Notre avis : À quoi tient le charme d’un film ? Avec le ciné­ma des frères Lar­rieu, les répons­es sont légion. Dans leur nou­v­el opus, en par­faite ligne de leur explo­ration ciné­matographique, ce charme s’im­pose dès les pre­mières images. Une poésie décalée, un humour omniprésent, les mul­ti­ples niveaux de lec­ture grâce aux aven­tures à Lour­des de ce vagabond céleste que l’on prend grand plaisir à suivre.

Il s’ag­it donc de la pre­mière comédie musi­cale aidée par le Cen­tre nation­al de la ciné­matogra­phie et de l’im­age ani­mée (les films de Noémie Lvovsky et de Serge Bozon suiv­ront) et le résul­tat est à la hau­teur des espérances. Math­ieu Amal­ric, au tra­vers de son per­son­nage, a bien du mal à être lui-même puisque ce voy­age va le cham­bouler, à l’in­star des autres pro­tag­o­nistes. En effet, Josiane Bal­asko (épatante) le prend pour un fils dis­paru, il n’a le courage de la détromper. Le retour de celui que l’on croy­ait mort depuis des années va provo­quer divers­es sit­u­a­tions et un ques­tion­nement per­ma­nent pour Tralala. Con­tin­uer à men­tir ? Se résoudre à dire la vérité ? Seule l’an­ci­enne amoureuse du défunt, inter­prétée par une Mélanie Thier­ry incan­des­cente, sem­ble avoir des doutes. Mais là encore, que vaut-il mieux faire : affron­ter la réal­ité ou vivre comme dans un rêve, quitte à en pay­er le prix ?

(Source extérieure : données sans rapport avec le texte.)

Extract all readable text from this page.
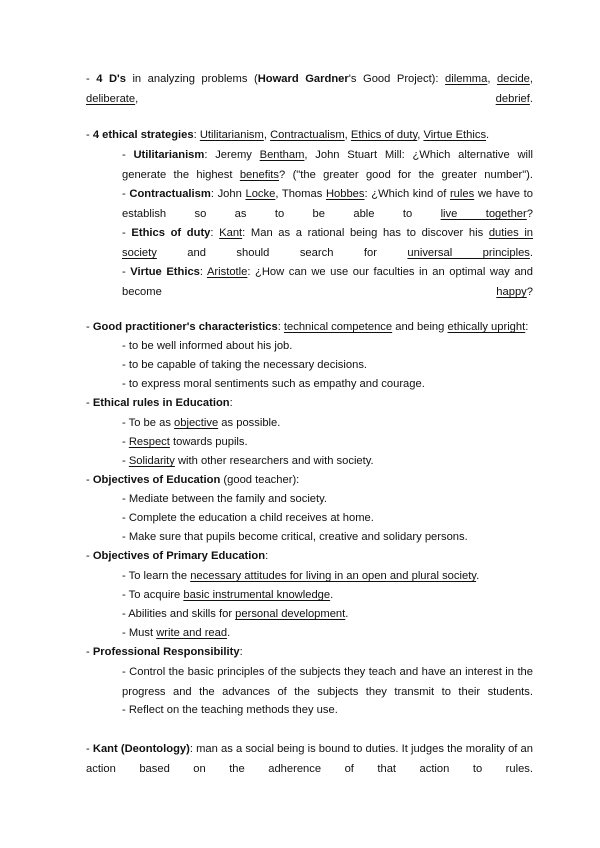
- 4 D's in analyzing problems (Howard Gardner's Good Project): dilemma, decide, deliberate, debrief.
- 4 ethical strategies: Utilitarianism, Contractualism, Ethics of duty, Virtue Ethics.
- Utilitarianism: Jeremy Bentham, John Stuart Mill: ¿Which alternative will generate the highest benefits? ("the greater good for the greater number").
- Contractualism: John Locke, Thomas Hobbes: ¿Which kind of rules we have to establish so as to be able to live together?
- Ethics of duty: Kant: Man as a rational being has to discover his duties in society and should search for universal principles.
- Virtue Ethics: Aristotle: ¿How can we use our faculties in an optimal way and become happy?
- Good practitioner's characteristics: technical competence and being ethically upright:
- to be well informed about his job.
- to be capable of taking the necessary decisions.
- to express moral sentiments such as empathy and courage.
- Ethical rules in Education:
- To be as objective as possible.
- Respect towards pupils.
- Solidarity with other researchers and with society.
- Objectives of Education (good teacher):
- Mediate between the family and society.
- Complete the education a child receives at home.
- Make sure that pupils become critical, creative and solidary persons.
- Objectives of Primary Education:
- To learn the necessary attitudes for living in an open and plural society.
- To acquire basic instrumental knowledge.
- Abilities and skills for personal development.
- Must write and read.
- Professional Responsibility:
- Control the basic principles of the subjects they teach and have an interest in the progress and the advances of the subjects they transmit to their students.
- Reflect on the teaching methods they use.
- Kant (Deontology): man as a social being is bound to duties. It judges the morality of an action based on the adherence of that action to rules.
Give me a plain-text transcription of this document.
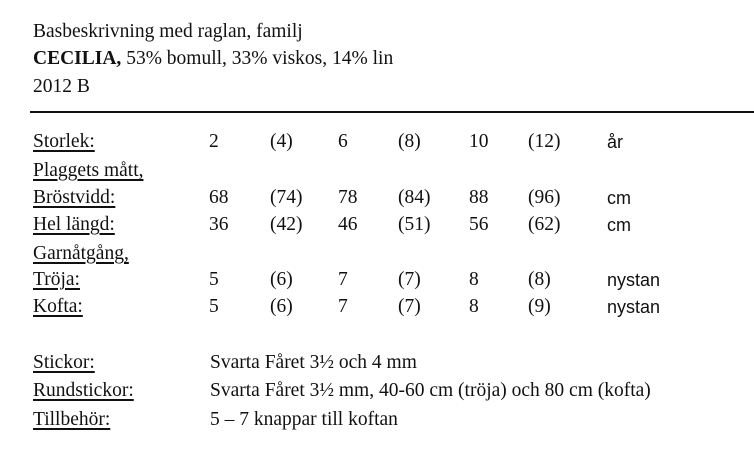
Basbeskrivning med raglan, familj
CECILIA, 53% bomull, 33% viskos, 14% lin
2012 B
Storlek:	2	(4) 6	(8) 10 (12)	år
Plaggets mått,
Bröstvidd:	68 (74) 78 (84) 88 (96)	cm
Hel längd:	36 (42) 46 (51) 56 (62)	cm
Garnåtgång,
Tröja:	5	(6) 7	(7) 8	(8)	nystan
Kofta:	5	(6) 7	(7) 8	(9)	nystan
Stickor:	Svarta Fåret 3½ och 4 mm
Rundstickor:	Svarta Fåret 3½ mm, 40-60 cm (tröja) och 80 cm (kofta)
Tillbehör:	5 – 7 knappar till koftan
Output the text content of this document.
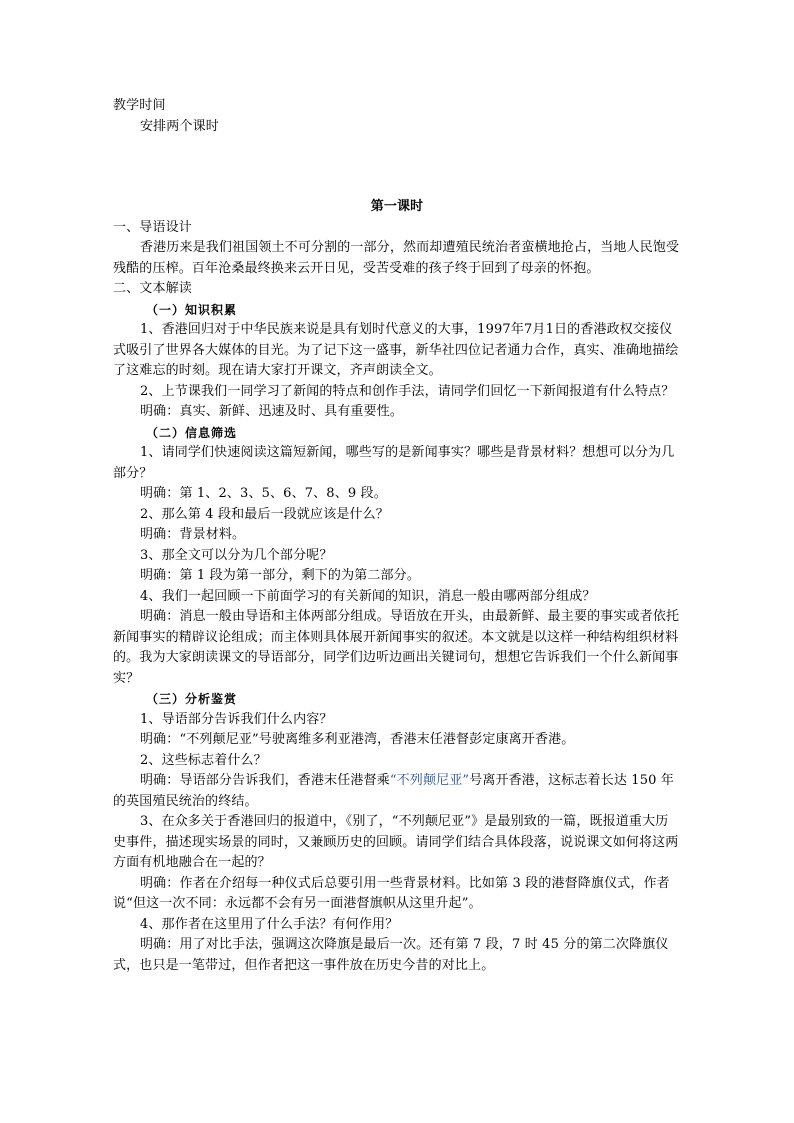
教学时间

安排两个课时

第一课时

一、导语设计

香港历来是我们祖国领土不可分割的一部分，然而却遭殖民统治者蛮横地抢占，当地人民饱受残酷的压榨。百年沧桑最终换来云开日见，受苦受难的孩子终于回到了母亲的怀抱。

二、文本解读

（一）知识积累

1、香港回归对于中华民族来说是具有划时代意义的大事，1997年7月1日的香港政权交接仪式吸引了世界各大媒体的目光。为了记下这一盛事，新华社四位记者通力合作，真实、准确地描绘了这难忘的时刻。现在请大家打开课文，齐声朗读全文。

2、上节课我们一同学习了新闻的特点和创作手法，请同学们回忆一下新闻报道有什么特点？

明确：真实、新鲜、迅速及时、具有重要性。

（二）信息筛选

1、请同学们快速阅读这篇短新闻，哪些写的是新闻事实？哪些是背景材料？想想可以分为几部分？

明确：第 1、2、3、5、6、7、8、9 段。

2、那么第 4 段和最后一段就应该是什么？

明确：背景材料。

3、那全文可以分为几个部分呢？

明确：第 1 段为第一部分，剩下的为第二部分。

4、我们一起回顾一下前面学习的有关新闻的知识，消息一般由哪两部分组成？

明确：消息一般由导语和主体两部分组成。导语放在开头，由最新鲜、最主要的事实或者依托新闻事实的精辟议论组成；而主体则具体展开新闻事实的叙述。本文就是以这样一种结构组织材料的。我为大家朗读课文的导语部分，同学们边听边画出关键词句，想想它告诉我们一个什么新闻事实？

（三）分析鉴赏

1、导语部分告诉我们什么内容？

明确：“不列颠尼亚”号驶离维多利亚港湾，香港末任港督彭定康离开香港。

2、这些标志着什么？

明确：导语部分告诉我们，香港末任港督乘“不列颠尼亚”号离开香港，这标志着长达 150 年的英国殖民统治的终结。

3、在众多关于香港回归的报道中，《别了，“不列颠尼亚”》是最别致的一篇，既报道重大历史事件，描述现实场景的同时，又兼顾历史的回顾。请同学们结合具体段落，说说课文如何将这两方面有机地融合在一起的？

明确：作者在介绍每一种仪式后总要引用一些背景材料。比如第 3 段的港督降旗仪式，作者说“但这一次不同：永远都不会有另一面港督旗帜从这里升起”。

4、那作者在这里用了什么手法？有何作用？

明确：用了对比手法，强调这次降旗是最后一次。还有第 7 段，7 时 45 分的第二次降旗仪式，也只是一笔带过，但作者把这一事件放在历史今昔的对比上。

Les réal­isa­teurs brossent une galerie de per­son­nages far­felus et touchants. L’om­bre de l’inces­te plane, un peu comme chez Jacques Demy. Ce sera le seul lien. En effet les frères Lar­rieu ont su s’af­franchir de la référence écras­ante et inven­ter leur pro­pre petite musique. À ce sujet, si l’on pou­vait crain­dre une grande hétérogénéité musi­cale, en rai­son des nom­breux con­tribu­teurs, il n’en est rien. Avec mal­ice, chaque per­son­nage dis­pose de « son » ou « sa » compositeur/trice, et cette idée fonc­tionne par­faite­ment bien. Venu présen­ter son film, Arnaud Lar­rieu a toute­fois pré­cisé que cette ori­en­ta­tion n’a pas été que volon­taire puisque Philippe Kater­ine, qui devait écrire toutes les chan­sons et incar­n­er Tralala, était par­tant pour l’aven­ture mais… n’a plus don­né signe de vie. Tout le cast­ing a dû être recon­sid­éré et, au final, le fan­tasque musi­cien a livré toutes les chan­sons qu’in­ter­prète Math­ieu Amal­ric. Autant dire un défi pour le comé­di­en qui s’en sort fort bien ! Mal­ice, là encore, puisque les chan­sons sont adap­tées aux voix des inter­prètes. Aucun n’est dou­blé et le résul­tat est à la hau­teur des espérances. En marge de ces chan­sons orig­i­nales on enten­dra égale­ment un mag­nifique titre de Mil­ton Nasci­men­to, qui ponctue une très jolie séquence.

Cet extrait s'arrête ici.